Le Tribunal administratif de Melun a été saisi par la commune de Saint-Pathus d’un recours en excès de pouvoir visant à l’annulation d’un titre exécutoire émis par la commune de Villevaudé pour le recouvrement d’une somme de 18 750 euros. La commune requérante s’est désistée de son action par un mémoire enregistré le 11 décembre 2025. Constatant que ce désistement était pur et simple, le président de la 2ème chambre a donné acte de ce désistement par ordonnance, sur le fondement de l’article R. 222-1 du code de justice administrative. Aucune autre mesure n’a été prononcée.
Texte intégral
Vu la procédure suivante :
Par une requête, enregistrée le 3 mars 2025, la commune de Saint-Pathus, représentée par Me Van Eslande, demande au tribunal :
1°) d’annuler la lettre de relance valant titre exécutoire n°48643756033 émise le
3 février 2025 par la commune de Villevaudé en vue du recouvrement de la somme de
18 750 euros ;
2°) de mettre à la charge de la commune de Villevaudé la somme de 2 000 euros au titre de l’article L. 761-1 du code de justice administrative.
Par un mémoire enregistré le 11 décembre 2025, la commune de Saint-Pathus déclare se désister de son action.

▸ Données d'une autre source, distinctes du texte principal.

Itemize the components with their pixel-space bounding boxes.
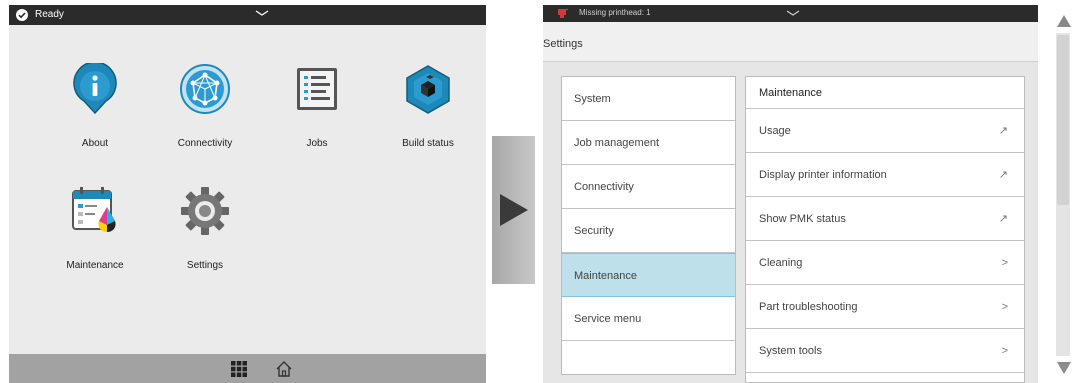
detail-header: Maintenance	[746, 77, 1024, 109]
settings-screen: Missing printhead: 1 Settings System Job…	[543, 5, 1038, 383]
detail-item-label: Cleaning	[759, 257, 803, 269]
build-cubes-icon	[406, 65, 450, 114]
app-label: Settings	[186, 260, 224, 271]
menu-item-connectivity[interactable]: Connectivity	[562, 165, 735, 209]
app-maintenance[interactable]: Maintenance	[40, 185, 150, 271]
status-text: Ready	[35, 9, 64, 20]
app-about[interactable]: About	[40, 63, 150, 149]
play-arrow-icon	[500, 194, 528, 226]
chevron-down-icon[interactable]	[255, 8, 269, 18]
home-icon[interactable]	[275, 360, 293, 378]
app-settings[interactable]: Settings	[150, 185, 260, 271]
app-connectivity[interactable]: Connectivity	[150, 63, 260, 149]
detail-item-label: Part troubleshooting	[759, 301, 858, 313]
menu-item-job-management[interactable]: Job management	[562, 121, 735, 165]
app-build-status[interactable]: Build status	[373, 63, 483, 149]
grid-icon[interactable]	[230, 360, 248, 378]
chevron-right-icon: >	[1001, 301, 1008, 313]
info-pin-icon	[73, 63, 117, 115]
detail-item-label: Display printer information	[759, 169, 887, 181]
scroll-down-icon[interactable]	[1057, 362, 1071, 374]
detail-item-system-tools[interactable]: System tools >	[746, 329, 1024, 373]
status-bar[interactable]: Ready	[9, 5, 486, 25]
detail-item-show-pmk-status[interactable]: Show PMK status ↗	[746, 197, 1024, 241]
vertical-scrollbar[interactable]	[1047, 5, 1073, 383]
gear-icon	[181, 187, 229, 235]
job-list-icon	[297, 68, 337, 110]
page-title-bar: Settings	[543, 22, 1038, 62]
detail-item-part-troubleshooting[interactable]: Part troubleshooting >	[746, 285, 1024, 329]
detail-item-label: Show PMK status	[759, 213, 846, 225]
transition-arrow	[492, 136, 535, 284]
external-arrow-icon: ↗	[998, 169, 1008, 181]
scroll-up-icon[interactable]	[1057, 15, 1071, 27]
bottom-nav-bar	[9, 354, 486, 383]
chevron-right-icon: >	[1001, 257, 1008, 269]
maintenance-calendar-icon	[72, 187, 116, 233]
detail-item-cleaning[interactable]: Cleaning >	[746, 241, 1024, 285]
app-jobs[interactable]: Jobs	[262, 63, 372, 149]
detail-item-usage[interactable]: Usage ↗	[746, 109, 1024, 153]
app-label: Connectivity	[177, 138, 233, 149]
network-globe-icon	[180, 64, 230, 114]
warning-printhead-icon	[558, 8, 569, 18]
chevron-right-icon: >	[1001, 345, 1008, 357]
app-label: Build status	[402, 138, 454, 149]
app-label: About	[81, 138, 109, 149]
menu-item-security[interactable]: Security	[562, 209, 735, 253]
home-screen: Ready About Connectivity Jobs Build stat…	[9, 5, 486, 383]
detail-item-display-printer-information[interactable]: Display printer information ↗	[746, 153, 1024, 197]
app-label: Maintenance	[66, 260, 124, 271]
menu-item-service-menu[interactable]: Service menu	[562, 297, 735, 341]
chevron-down-icon[interactable]	[786, 8, 800, 18]
settings-menu: System Job management Connectivity Secur…	[561, 76, 736, 375]
external-arrow-icon: ↗	[998, 213, 1008, 225]
app-label: Jobs	[306, 138, 328, 149]
external-arrow-icon: ↗	[998, 125, 1008, 137]
menu-item-maintenance[interactable]: Maintenance	[562, 253, 735, 297]
maintenance-detail-panel: Maintenance Usage ↗ Display printer info…	[745, 76, 1025, 383]
status-bar[interactable]: Missing printhead: 1	[543, 5, 1038, 22]
scrollbar-thumb[interactable]	[1057, 35, 1069, 205]
detail-item-label: Usage	[759, 125, 791, 137]
page-title: Settings	[543, 38, 583, 50]
menu-item-system[interactable]: System	[562, 77, 735, 121]
detail-item-label: System tools	[759, 345, 822, 357]
status-text: Missing printhead: 1	[579, 8, 651, 17]
check-circle-icon	[16, 9, 28, 21]
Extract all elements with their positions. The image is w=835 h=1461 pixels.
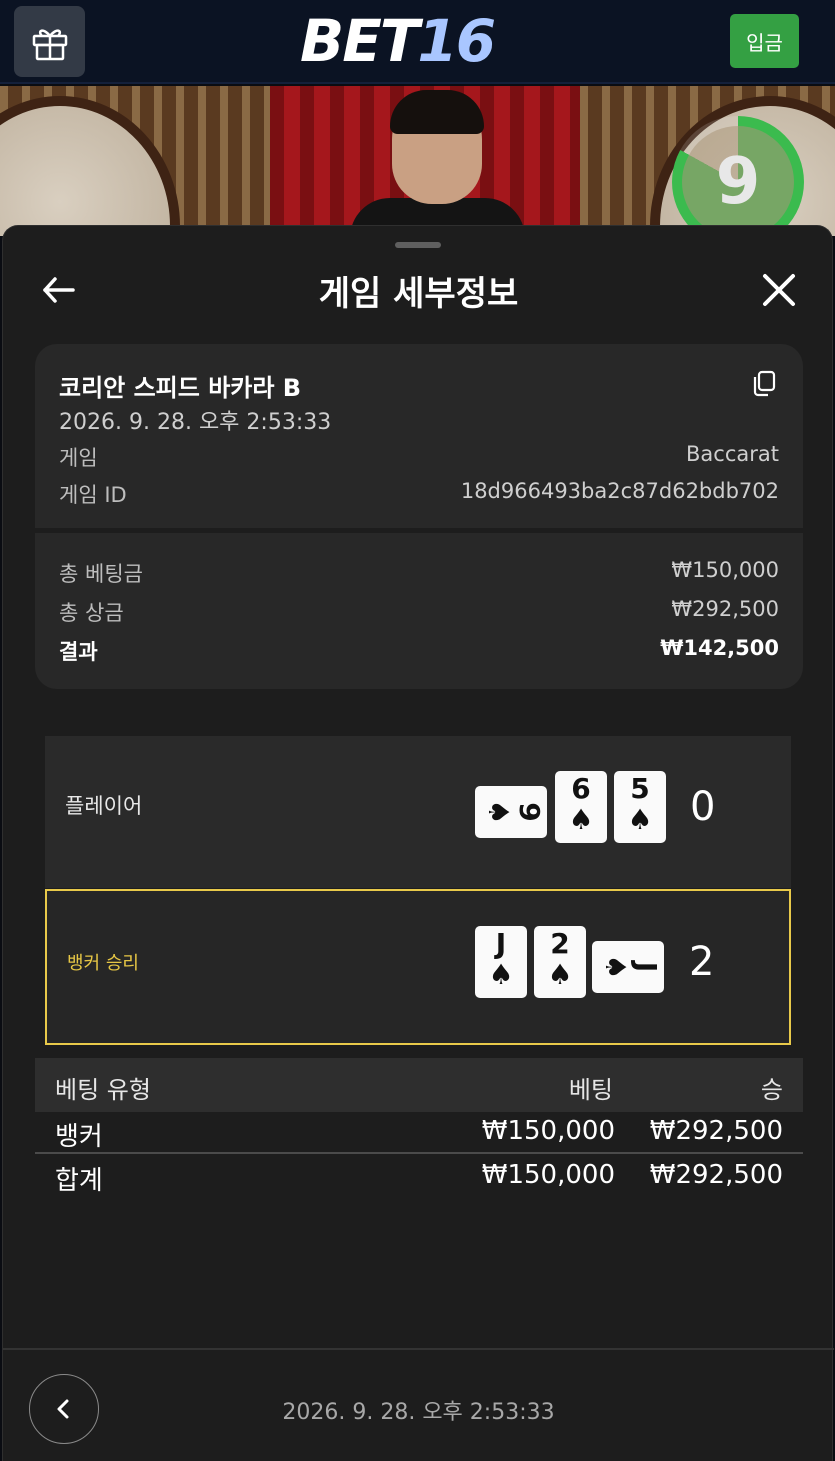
banker-score: 2	[689, 939, 715, 985]
playing-card: 2 ♠	[534, 926, 586, 998]
total-bet-value: ₩150,000	[671, 558, 779, 582]
bet-amount-cell: ₩150,000	[481, 1116, 615, 1146]
bet-type-cell: 뱅커	[55, 1122, 103, 1152]
game-label: 게임	[59, 446, 98, 470]
deposit-button[interactable]: 입금	[730, 14, 799, 68]
top-bar: BET 16 입금	[0, 0, 835, 84]
win-amount-cell: ₩292,500	[649, 1116, 783, 1146]
player-score: 0	[690, 784, 716, 830]
card-rank: 5	[630, 772, 650, 805]
table-row: 뱅커 ₩150,000 ₩292,500	[35, 1110, 803, 1152]
playing-card: J ♠	[592, 941, 664, 993]
game-name: 코리안 스피드 바카라 B	[59, 374, 302, 402]
total-bet-cell: ₩150,000	[481, 1160, 615, 1190]
playing-card: 6 ♠	[555, 771, 607, 843]
total-label-cell: 합계	[55, 1166, 103, 1196]
banker-hand-row: 뱅커 승리 J ♠ 2 ♠ J ♠ 2	[45, 889, 791, 1045]
card-suit: ♠	[547, 958, 573, 991]
player-label: 플레이어	[65, 794, 143, 818]
player-hand-row: 플레이어 9 ♠ 6 ♠ 5 ♠ 0	[45, 736, 791, 888]
card-suit: ♠	[599, 954, 632, 980]
playing-card: 5 ♠	[614, 771, 666, 843]
playing-card: J ♠	[475, 926, 527, 998]
playing-card: 9 ♠	[475, 786, 547, 838]
footer-divider	[3, 1348, 834, 1350]
result-label: 결과	[59, 640, 98, 664]
game-id-label: 게임 ID	[59, 483, 127, 507]
card-suit: ♠	[482, 799, 515, 825]
logo-text: BET	[300, 7, 419, 75]
result-value: ₩142,500	[660, 636, 779, 660]
game-id-value: 18d966493ba2c87d62bdb702	[460, 479, 779, 503]
countdown-timer: 9	[682, 126, 794, 236]
total-bet-label: 총 베팅금	[59, 562, 143, 586]
banker-win-label: 뱅커 승리	[67, 953, 139, 974]
gift-button[interactable]	[14, 6, 85, 77]
card-rank: 6	[571, 772, 591, 805]
copy-icon[interactable]	[751, 370, 777, 398]
dealer-hair	[390, 90, 484, 134]
bets-table-header: 베팅 유형 베팅 승	[35, 1058, 803, 1112]
sheet-title: 게임 세부정보	[318, 274, 519, 314]
column-bet: 베팅	[568, 1076, 613, 1104]
game-summary-card: 코리안 스피드 바카라 B 2026. 9. 28. 오후 2:53:33 게임…	[35, 344, 803, 689]
drag-handle[interactable]	[395, 242, 441, 248]
brand-logo[interactable]: BET 16	[300, 7, 496, 75]
card-rank: J	[495, 927, 507, 960]
card-suit: ♠	[627, 803, 653, 836]
total-prize-value: ₩292,500	[671, 597, 779, 621]
column-bet-type: 베팅 유형	[55, 1076, 151, 1104]
total-win-cell: ₩292,500	[649, 1160, 783, 1190]
footer-datetime: 2026. 9. 28. 오후 2:53:33	[282, 1400, 555, 1425]
live-stream-video[interactable]: 9	[0, 86, 835, 236]
card-divider	[35, 528, 803, 533]
logo-number: 16	[417, 7, 496, 75]
card-rank: 2	[550, 927, 570, 960]
card-suit: ♠	[568, 803, 594, 836]
total-prize-label: 총 상금	[59, 601, 124, 625]
column-win: 승	[760, 1076, 783, 1104]
card-suit: ♠	[488, 958, 514, 991]
back-arrow-icon[interactable]	[39, 270, 79, 310]
table-total-row: 합계 ₩150,000 ₩292,500	[35, 1154, 803, 1196]
card-rank: J	[630, 961, 663, 973]
card-rank: 9	[513, 802, 546, 822]
close-icon[interactable]	[759, 270, 799, 310]
game-value: Baccarat	[686, 442, 779, 466]
game-datetime: 2026. 9. 28. 오후 2:53:33	[59, 410, 332, 435]
gift-icon	[32, 28, 67, 60]
game-details-sheet: 게임 세부정보 코리안 스피드 바카라 B 2026. 9. 28. 오후 2:…	[2, 225, 834, 1461]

Vu les autres pièces du dossier.
Vu le code de justice administrative.
Considérant ce qui suit :
1. Aux termes de l’article R. 222-1 du code de justice administrative : « (…) Les présidents de formation de jugement des tribunaux (…) peuvent, par ordonnance : / 1° donner acte des désistements (…) ».
2. Par un mémoire enregistré le 11 décembre 2025, la commune de Saint-Pathus déclare se désister de son action. Ce désistement est pur et simple. Rien ne s’oppose à ce qu’il en soit donné acte.
O R D O N N E :
Article 1er : Il est donné acte du désistement d’action de la commune de Saint-Pathus.
Article 2 : La présente ordonnance sera notifiée à la commune de Saint-Pathus et à la commune de Villevaudé.
Le président de la 2ème chambre,
D. LALANDE
La République mande et ordonne au préfet de Seine-et-Marne, en ce qui le concerne, ou à tous commissaires de justice à ce requis en ce qui concerne les voies de droit commun contre les parties privées, de pourvoir à l'exécution de la présente ordonnance.